Dyskusja o społeczności

Wg mnie to efekt ogromnego rozproszenia ekosystemu OSM. W pewnych sytuacjach jest to zaleta, ale nie gdy chodzi o promowanie wartościowych rozwiążań. Temat powraca co jakiś czas i nadal pewnie tak będzie.

Przecież wyraźnie prosiłem - jeśli już, to na priva… Nie każdy temat się tu nadaje tylko dlatego, że się jakoś wiąże. Chyba, że potrzebny jest wątek typu Hyde park.

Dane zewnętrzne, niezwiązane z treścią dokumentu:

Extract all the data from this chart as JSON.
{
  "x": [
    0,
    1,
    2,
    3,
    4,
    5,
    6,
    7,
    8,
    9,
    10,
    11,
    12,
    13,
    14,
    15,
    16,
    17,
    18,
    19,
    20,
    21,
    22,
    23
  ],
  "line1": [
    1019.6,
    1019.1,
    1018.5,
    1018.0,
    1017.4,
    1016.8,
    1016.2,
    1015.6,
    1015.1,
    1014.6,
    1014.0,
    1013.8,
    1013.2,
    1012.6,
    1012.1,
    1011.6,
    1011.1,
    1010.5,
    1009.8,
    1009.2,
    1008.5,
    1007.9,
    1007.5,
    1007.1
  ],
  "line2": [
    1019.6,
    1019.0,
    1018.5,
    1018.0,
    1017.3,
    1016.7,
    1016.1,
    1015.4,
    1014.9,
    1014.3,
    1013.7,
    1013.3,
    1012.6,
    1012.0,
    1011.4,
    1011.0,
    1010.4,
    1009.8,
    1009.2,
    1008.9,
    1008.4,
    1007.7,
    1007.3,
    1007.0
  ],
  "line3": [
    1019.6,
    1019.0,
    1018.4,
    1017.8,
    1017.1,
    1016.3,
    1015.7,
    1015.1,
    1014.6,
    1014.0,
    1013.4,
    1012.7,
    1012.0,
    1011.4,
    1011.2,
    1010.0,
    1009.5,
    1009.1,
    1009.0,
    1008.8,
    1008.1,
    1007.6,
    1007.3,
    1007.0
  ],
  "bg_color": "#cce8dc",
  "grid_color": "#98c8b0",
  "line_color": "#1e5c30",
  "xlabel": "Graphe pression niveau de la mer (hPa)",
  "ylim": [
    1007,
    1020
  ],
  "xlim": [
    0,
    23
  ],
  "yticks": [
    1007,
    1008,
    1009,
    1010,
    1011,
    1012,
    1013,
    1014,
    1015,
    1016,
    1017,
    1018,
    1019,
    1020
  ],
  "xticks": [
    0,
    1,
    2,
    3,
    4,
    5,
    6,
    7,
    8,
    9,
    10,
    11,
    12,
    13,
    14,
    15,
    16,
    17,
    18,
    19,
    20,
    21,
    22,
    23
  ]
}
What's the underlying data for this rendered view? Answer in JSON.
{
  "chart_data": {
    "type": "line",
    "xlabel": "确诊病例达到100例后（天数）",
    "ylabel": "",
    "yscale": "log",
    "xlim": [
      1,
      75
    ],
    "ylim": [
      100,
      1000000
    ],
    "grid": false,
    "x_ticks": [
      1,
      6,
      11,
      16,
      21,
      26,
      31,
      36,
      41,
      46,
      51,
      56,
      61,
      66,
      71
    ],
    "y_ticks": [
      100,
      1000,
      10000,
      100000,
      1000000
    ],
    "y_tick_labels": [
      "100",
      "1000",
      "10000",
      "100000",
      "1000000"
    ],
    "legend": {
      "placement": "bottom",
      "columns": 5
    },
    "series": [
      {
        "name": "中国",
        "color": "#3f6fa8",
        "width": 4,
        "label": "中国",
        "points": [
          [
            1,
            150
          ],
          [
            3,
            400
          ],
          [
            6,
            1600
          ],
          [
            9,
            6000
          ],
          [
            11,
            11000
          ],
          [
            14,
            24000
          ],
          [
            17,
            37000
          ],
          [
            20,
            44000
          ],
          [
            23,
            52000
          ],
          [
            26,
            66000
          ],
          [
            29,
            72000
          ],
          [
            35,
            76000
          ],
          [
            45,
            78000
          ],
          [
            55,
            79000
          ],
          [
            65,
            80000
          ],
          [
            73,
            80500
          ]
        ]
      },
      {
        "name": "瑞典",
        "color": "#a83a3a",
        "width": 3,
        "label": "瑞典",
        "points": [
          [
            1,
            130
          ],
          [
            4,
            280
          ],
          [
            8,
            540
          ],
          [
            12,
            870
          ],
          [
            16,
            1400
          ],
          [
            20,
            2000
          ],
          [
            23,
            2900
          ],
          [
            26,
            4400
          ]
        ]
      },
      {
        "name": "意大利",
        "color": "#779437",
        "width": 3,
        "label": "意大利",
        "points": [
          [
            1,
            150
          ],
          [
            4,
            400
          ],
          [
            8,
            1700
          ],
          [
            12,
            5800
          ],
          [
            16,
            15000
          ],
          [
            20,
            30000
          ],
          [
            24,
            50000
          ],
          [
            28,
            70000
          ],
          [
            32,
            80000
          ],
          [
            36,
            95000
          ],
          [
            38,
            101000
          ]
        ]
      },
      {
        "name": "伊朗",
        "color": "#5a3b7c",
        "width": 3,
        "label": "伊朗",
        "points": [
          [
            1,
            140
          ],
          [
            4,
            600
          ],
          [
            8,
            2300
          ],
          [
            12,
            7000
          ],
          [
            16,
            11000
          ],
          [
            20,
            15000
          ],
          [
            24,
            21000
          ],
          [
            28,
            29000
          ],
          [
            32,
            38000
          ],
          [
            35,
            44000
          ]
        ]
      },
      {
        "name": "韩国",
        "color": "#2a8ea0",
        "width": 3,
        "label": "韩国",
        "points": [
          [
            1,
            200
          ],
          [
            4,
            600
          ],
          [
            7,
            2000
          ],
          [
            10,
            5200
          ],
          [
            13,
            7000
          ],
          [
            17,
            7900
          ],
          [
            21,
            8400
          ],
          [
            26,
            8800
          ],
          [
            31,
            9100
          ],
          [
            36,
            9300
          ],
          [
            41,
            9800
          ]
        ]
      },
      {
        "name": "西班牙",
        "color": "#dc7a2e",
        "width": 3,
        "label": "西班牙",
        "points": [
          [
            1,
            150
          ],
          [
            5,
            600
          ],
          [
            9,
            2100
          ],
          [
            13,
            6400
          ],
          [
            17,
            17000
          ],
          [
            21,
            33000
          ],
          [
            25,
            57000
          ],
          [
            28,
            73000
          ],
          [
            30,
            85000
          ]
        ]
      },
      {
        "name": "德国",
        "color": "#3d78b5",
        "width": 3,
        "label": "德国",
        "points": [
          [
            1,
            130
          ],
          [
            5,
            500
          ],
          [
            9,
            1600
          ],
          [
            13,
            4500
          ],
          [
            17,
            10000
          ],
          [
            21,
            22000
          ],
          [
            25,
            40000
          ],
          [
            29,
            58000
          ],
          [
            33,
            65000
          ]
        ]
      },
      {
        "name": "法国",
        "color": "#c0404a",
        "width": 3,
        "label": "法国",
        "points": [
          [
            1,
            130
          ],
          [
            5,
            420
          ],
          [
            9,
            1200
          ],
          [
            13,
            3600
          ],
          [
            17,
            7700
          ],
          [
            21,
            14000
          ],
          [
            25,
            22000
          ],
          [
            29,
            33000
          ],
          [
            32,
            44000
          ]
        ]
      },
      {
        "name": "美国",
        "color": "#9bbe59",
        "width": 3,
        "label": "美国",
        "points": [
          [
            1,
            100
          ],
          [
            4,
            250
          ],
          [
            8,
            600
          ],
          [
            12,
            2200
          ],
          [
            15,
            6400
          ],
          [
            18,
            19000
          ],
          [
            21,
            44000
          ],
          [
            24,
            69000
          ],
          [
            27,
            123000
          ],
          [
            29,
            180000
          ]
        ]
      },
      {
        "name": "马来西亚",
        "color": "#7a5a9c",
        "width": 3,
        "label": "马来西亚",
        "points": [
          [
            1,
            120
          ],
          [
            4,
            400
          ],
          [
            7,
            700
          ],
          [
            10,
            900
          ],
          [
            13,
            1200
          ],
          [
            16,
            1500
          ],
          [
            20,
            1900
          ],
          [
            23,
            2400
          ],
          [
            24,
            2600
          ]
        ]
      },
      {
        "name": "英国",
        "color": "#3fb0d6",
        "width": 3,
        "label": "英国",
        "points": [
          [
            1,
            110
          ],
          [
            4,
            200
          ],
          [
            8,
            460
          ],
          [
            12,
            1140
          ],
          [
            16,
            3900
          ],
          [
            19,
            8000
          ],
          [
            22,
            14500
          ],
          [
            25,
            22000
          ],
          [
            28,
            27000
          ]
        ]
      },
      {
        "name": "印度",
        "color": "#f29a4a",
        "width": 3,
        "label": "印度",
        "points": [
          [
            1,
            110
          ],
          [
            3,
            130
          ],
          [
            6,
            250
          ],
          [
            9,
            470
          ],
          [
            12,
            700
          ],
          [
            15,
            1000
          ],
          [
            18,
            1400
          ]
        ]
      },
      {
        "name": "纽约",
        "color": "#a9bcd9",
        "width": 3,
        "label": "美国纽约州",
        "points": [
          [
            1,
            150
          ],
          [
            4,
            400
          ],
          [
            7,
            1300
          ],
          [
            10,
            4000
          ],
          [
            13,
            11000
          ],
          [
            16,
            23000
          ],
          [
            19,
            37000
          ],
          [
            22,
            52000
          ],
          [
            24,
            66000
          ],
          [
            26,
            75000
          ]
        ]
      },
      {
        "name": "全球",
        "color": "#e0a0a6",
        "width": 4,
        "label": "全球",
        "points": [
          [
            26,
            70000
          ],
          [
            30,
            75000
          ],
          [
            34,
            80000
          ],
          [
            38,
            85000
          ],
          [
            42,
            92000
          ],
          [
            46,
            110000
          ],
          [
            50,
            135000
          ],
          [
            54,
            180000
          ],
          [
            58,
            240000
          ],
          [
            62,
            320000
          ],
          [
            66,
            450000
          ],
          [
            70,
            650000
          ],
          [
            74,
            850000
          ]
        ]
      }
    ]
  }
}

Krótko, bo to tylko analogia i nie chcę tego ciągnąć na forum: znów zwracam uwagę na niefortunne podobieństwo - w teorii znają może lepiej, ale praktyczny efekt jest taki, że robi się kodeks pod nich.

Ktoś musi wdrażać decyzje, żeby było sprawnie i naturalnie zwykle będzie to oczywiście ktoś, kto już coś wie i umie (wyjątki: jak nie ma nikogo takiego pod ręką). Natomiast decyzje “polityczne” (w odróżnieniu od “technicznych”, choć to nie jest taki jednoznaczny podział) to kwestia wyboru, a nie jakiejś obiektywnej wiedzy co jest lepsze. Ja się czuję wkurzony na zapyziałość projektu, że w ogóle musimy takie rzeczy decydować jak oznaczać drogi i to nie jest oczywiste, ani związane z technikaliami, a więc jest kwestią konwencji, a nie lepszej wiedzy. Ale znów - teoria jest elegancka, jak np. pisał WiktorN, a praktyka skrzeczy koszmarnie, co starałem się na jednym, wąskim wycinku (za to dobrze rozpoznanym) pokazać.

Jest jeszcze efekt dydaktyczny - im więcej nieopierzonych nowicjuszy, tym oczywiście z początku więcej kłopotu, ale za to potem więcej świadomych użytkowników i developerów. Skąd mają się brać, jeśli od początku nie są traktowani poważnie?

Nie wiem, czy się nie wyrabia. I to jest część problemu: nikt nic nie wie, ani dlaczego jest tak jak jest, ani gdzie są problemy. Być może stworzył i teraz zasadniczo się nie zajmuje? To dopiero trzeba się zorientować najpierw i to jest właśnie to, co staram się robić.

Ale wątpię, żeby chodziło o nie wyrabianie. Mam raczej wrażenie, że on się kieruje dużo bardziej klasyczną kartograficzną elegancją niż użytecznością, i opiera się zmianom w kierunku mapy dla maperów z przekonania, a nie z braku czasu.

Niemniej warto popytać, bo to jest dobry pomysł, żeby to był styl turystyczny, a nie tylko dla rowerów - dla mnie już bardziej użyteczny na rowerze jest Brouter. Jeśli możesz, to zagadaj - chwilowo mam dość statusu barbarzyńcy, wolę też żeby było widać, że nie tylko mi zależy na zmianach.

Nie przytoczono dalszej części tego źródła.